We demonstrated that the STAG1-mutated LCLs have a higher number of both single and double chromatids exchanges compared to control LCLs. This is a common indicator of poor chromosomal strength and spontaneous chromosome instability, which is associated with failure of DNA repair and accumulation of DNA damage events. Similarly, higher SCE have been already found in other familial cancers, such as BRCA1/2 mutated breast cancer [12].

Moreover, M-STAG1 cells displayed an increased DNA damage sensitivity, with a significantly lower DNA repair capability after X-ray irradiation. These results are consistent with studies by Bauerschmidt et al., who demonstrated that repair of radiation-induced DNA DSBs was reduced in SMC1- or RAD21-depleted cells [13].

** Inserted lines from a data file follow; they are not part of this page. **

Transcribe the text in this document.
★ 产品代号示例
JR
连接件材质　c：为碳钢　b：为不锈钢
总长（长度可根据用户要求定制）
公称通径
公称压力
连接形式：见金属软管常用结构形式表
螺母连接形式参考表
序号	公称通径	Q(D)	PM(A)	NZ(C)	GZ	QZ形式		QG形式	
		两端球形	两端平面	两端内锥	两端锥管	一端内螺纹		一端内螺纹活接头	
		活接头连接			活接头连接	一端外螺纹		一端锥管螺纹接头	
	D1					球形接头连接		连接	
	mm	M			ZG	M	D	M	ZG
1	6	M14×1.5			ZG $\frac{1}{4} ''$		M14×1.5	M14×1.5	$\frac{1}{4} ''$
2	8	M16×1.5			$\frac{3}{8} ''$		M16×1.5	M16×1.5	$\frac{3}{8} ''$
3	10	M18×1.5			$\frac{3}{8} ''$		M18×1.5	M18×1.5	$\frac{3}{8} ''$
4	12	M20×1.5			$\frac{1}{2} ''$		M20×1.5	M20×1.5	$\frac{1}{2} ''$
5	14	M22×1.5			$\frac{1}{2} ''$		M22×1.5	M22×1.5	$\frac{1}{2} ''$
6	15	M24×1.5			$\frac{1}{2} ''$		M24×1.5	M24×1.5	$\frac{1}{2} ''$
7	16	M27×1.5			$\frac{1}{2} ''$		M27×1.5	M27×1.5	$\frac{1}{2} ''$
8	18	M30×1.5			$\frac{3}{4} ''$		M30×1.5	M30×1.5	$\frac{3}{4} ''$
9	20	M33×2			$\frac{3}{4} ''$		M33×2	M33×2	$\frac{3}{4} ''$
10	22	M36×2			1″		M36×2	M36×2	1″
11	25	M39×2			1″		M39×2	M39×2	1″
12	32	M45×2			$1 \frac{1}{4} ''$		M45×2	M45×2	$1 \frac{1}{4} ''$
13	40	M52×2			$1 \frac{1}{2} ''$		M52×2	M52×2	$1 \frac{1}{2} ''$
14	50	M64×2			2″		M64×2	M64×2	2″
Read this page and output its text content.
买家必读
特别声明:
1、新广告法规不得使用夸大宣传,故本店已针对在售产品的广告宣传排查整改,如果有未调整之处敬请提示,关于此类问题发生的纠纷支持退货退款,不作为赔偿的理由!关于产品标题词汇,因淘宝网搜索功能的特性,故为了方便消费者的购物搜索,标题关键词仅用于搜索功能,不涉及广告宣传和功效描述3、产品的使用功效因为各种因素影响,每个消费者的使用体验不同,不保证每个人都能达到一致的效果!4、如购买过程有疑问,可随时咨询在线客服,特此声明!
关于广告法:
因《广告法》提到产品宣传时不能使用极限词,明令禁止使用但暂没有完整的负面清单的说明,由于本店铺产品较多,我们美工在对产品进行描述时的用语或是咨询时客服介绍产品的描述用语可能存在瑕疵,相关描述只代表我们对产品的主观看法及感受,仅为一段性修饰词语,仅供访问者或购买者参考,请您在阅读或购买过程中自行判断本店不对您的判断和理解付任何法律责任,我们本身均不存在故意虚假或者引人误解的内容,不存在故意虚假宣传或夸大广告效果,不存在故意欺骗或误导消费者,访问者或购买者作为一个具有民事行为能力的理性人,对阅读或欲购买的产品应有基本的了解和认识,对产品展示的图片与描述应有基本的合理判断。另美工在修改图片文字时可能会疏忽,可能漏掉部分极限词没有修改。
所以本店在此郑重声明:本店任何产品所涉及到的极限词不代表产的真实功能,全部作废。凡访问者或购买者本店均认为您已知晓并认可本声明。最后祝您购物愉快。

The germline status of the identified variants in non-syndromic patients is compatible with their effects on DNA stability and DNA damage repair mechanisms, compatible with life but predisposing to oncogenesis.

Although the preliminary evidence on STAG1 therapeutic potential [14], further biological studies are needed before considering the clinical relevance of STAG1 germline variants and any therapeutic translation as a preemptive intervention. Taken together, our study provides strong evidence in support of the involvement of STAG1 germline variants in predisposition to onco-hematological diseases in childhood.

If confirmed, cases carrying a STAG1 germline variant would merit genetic counseling for the patient and its family, in order to make appropriate decisions for any therapeutic program (i.e., radiotherapy, selection of Hematopoietic Stem cell donor), as well as for any surveillance. It would be crucial to assess whether those variants have a de novo origin or silent carriers are present in the family.

In the future, we cannot exclude a similar scenario also involving other cohesin genes.